Italienische Herrschaft
Italien, wo sich seit 1922 die Faschisten als führende Kraft durchgesetzt hatten, griff am 7. April 1939 Albanien an. Mussolinis Truppen besetzten das Land fast ohne auf Widerstand zu stoßen. Nachdem Deutschland mit dem Überfall auf Polen den Zweiten Weltkrieg ausgelöst hatte, wollte Mussolini Albanien als Basis zur Unterwerfung Griechenlands nutzen. Nach Ablehnung eines Ultimatums begannen die italienischen Streitkräfte am 28. Oktober 1940 den Krieg. Niederlagen führten dazu, dass Mussolini um deutsche Unterstützung bitten musste. Die Wehrmacht griff ein, und das besiegte Griechenland wurde in eine italienische, deutsche und bulgarische Besatzungszone geteilt, während Italien in Albanien die einzige Besatzungsmacht blieb.
Nach dem Sturz Mussolinis am 25. Juli 1943 schloss die neue Regierung in Rom am 3. September einen Waffenstillstand mit den Alliierten, der am 8. September bekanntgegeben wurde. Die Wehrmacht begann daraufhin zwei Tage später nach einem schon früher ausgearbeiteten Plan (»Fall Achse«) mit der schnellen Gefangennahme und Entwaffnung der italienischen Streitkräfte. Die deutschen Truppen begingen dabei zahlreiche Verbrechen, darunter Massaker an ganzen Einheiten.

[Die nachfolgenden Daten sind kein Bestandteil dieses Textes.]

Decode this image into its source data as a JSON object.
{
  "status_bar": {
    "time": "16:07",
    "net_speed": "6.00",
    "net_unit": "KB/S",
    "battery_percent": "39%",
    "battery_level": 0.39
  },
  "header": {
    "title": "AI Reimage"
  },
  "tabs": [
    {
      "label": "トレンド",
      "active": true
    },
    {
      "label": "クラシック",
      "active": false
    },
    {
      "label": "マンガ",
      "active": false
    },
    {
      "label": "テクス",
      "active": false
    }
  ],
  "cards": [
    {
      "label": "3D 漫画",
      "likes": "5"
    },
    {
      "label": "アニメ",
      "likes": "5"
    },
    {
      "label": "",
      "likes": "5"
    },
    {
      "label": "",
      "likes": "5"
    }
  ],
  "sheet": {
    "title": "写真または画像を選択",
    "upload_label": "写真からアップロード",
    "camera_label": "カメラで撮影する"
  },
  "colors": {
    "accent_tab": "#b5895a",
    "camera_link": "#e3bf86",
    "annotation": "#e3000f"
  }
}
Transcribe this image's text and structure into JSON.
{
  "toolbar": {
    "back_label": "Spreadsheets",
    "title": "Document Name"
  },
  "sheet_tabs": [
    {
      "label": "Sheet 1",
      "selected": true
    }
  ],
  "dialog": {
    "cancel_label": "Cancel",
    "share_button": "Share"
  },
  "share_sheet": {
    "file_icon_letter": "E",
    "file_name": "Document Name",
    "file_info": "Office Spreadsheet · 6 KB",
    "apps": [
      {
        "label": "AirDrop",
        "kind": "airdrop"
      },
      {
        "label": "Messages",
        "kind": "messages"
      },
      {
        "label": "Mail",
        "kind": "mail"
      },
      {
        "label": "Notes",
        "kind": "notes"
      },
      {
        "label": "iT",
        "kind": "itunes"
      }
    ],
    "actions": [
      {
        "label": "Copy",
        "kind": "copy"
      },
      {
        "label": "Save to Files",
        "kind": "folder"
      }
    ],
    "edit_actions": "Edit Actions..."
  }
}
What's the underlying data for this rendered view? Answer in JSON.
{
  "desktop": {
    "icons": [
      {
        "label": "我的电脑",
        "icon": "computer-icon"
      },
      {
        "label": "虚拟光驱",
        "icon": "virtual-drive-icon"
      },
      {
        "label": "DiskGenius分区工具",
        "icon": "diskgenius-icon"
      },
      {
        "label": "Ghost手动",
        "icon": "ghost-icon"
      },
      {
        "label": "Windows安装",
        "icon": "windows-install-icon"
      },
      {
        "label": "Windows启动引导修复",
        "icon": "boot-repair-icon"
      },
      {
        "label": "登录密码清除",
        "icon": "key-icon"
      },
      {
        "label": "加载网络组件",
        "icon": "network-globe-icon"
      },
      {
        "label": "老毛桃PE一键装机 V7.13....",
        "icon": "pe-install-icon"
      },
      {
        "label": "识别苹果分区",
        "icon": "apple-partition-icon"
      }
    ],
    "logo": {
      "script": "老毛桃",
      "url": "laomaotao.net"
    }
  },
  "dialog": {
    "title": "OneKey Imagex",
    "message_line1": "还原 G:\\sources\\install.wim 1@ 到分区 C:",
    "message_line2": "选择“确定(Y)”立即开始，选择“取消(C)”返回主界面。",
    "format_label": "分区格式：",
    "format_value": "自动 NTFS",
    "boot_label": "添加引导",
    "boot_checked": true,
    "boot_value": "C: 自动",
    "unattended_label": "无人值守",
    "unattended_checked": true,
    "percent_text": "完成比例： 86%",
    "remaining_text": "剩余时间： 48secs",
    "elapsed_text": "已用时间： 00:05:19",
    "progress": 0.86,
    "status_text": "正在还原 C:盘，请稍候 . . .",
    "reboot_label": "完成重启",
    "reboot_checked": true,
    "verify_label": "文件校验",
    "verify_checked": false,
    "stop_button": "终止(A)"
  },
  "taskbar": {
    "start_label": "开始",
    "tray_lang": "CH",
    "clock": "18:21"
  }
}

Der äußeren Form nach wurde Albanien ein unabhängiger Staat mit eigener Regierung, Verwaltung, Polizei und Militär, der am 16. Oktober 1943 seine »Neutralität« erklärte. Die großalbanisch ausgerichtete, konservative bewaffnete Widerstandsbewegung Balli Kombëtar, die Großgrundbesitzer und reiche Kaufleute repräsentierte, stellte sich nach dem Ende der italienischen Besatzung auf die Seite der von Deutschland protegierten Regierung in Tirana und ging praktisch zur Kollaboration über. Das verstärkte die Hegemonie der Kommunisten im bewaffneten Widerstand.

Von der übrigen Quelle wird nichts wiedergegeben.